The 11 stations would be in addition to three stations serving the Milwaukee Regional Medical Center that the Department of Transportation is considering installing, using traffic mitigation funding as part of the Zoo Interchange Project; and a fourth DOT station at State Fair Park, Enders said in last week's meeting of the Budget and Finance Committee.
The Wauwatosa stations would be part of a larger metropolitan Milwaukee system that could include 200 stations and thousands of bicycles, said Kevin Hardman, launch director for Midwest BikeShare. So far, one station has been installed at Discovery World on the lakefront, which Hardman called a demonstration station.
In addition to the medical center, likely locations in Wauwatosa might include the Village, Hart Park, Hoyt Park, and up and down North Avenue, Hardman said. He said he hoped to open the system in Milwaukee next year, and have Wauwatosa ready to go in 2015.
Transportation is the thing
For Hardman, bike sharing is "not a bike thing" — it's a transportation thing. "It's to get you from point A to point B, those short trips."
Stations "need to be at very good origination points, where people live and work," he said, "and you need to be at very good destinations. And bike sharing is no different than any other transportation — you want to connect where people want to be."

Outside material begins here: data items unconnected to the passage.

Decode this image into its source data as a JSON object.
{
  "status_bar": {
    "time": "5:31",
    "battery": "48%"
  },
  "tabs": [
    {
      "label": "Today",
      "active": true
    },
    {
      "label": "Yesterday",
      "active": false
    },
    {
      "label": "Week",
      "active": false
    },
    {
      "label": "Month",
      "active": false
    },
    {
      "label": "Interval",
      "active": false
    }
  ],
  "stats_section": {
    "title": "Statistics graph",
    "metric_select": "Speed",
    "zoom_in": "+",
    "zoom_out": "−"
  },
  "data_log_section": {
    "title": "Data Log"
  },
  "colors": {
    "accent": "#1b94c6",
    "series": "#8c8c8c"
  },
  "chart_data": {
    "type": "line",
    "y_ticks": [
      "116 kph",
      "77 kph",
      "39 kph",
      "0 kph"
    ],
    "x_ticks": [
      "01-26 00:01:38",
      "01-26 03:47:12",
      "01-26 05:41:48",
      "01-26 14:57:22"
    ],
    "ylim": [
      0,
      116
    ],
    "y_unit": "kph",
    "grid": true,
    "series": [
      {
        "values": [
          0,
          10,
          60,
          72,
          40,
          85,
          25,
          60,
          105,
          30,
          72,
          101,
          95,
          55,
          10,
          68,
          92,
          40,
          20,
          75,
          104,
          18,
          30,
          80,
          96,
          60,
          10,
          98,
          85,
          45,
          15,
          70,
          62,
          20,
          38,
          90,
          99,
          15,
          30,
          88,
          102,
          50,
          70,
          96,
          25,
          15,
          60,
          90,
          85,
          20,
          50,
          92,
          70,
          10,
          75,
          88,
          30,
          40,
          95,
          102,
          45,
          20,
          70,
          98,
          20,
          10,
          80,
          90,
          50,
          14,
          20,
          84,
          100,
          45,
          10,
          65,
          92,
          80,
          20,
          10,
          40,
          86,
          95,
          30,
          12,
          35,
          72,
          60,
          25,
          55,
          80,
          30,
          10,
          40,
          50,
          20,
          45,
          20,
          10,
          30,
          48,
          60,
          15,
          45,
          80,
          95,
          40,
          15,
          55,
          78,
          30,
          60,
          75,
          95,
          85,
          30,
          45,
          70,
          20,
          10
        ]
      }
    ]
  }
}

A regular user would buy an annual pass, which would cost about $65. The annual pass gives the user an unlimited number of bikes and unlimited trips for up to a half-hour. After a half-hour, a slight usage charge would kick in, and the charging would continue until the bike is returned to a station.
"The reason for that is we want to incentivize users to return the bikes so that someone else can use it," he said.
The system isn't designed for hours-long bike rides. "You wouldn't want to just lock it to a tree and just leave it there while you're at a concert, because you will be charged for that."
For that reason, density is important. The system works best for a user if they can ride the bike from one station to another, and check it in again.
What about the cost?
To fund the local stations, the city has submitted a preliminary application to the Department of Transportation for a federal grant worth $500,000, with a city match of 20 percent, or $100,000 of the total. If Wauwatosa's application is successful, funding would not be awarded until spring.
Hardman and Enders both said it was possible that corporate donors — especially those who want a station near their site — would make donations that might cover the city's $100,000 outlay. Hardman said he was already at work on it.
Regardless, Alderman Brian Ewerdt said at the Budget and Finance Committee meeting that those dollar amounts seemed a lot to pay for the number of bikes and racks.
Hardman explained that the bikes are heavy duty models, and high technology underpins the system. He compared it to a Redbox DVD rental system, where you can check a title out at one station and return it to another, all of it "interconnected with wireless technology."
The bikes are "hardy, hardy pieces of equipment. They need special tools to take apart, and they're designed to take a lot of abuse," Hardman said.
All maintenance of the system and the bikes would be handled by BikeShare, and funded through user fees, he said. Winter storage would likewise be handled by BikeShare.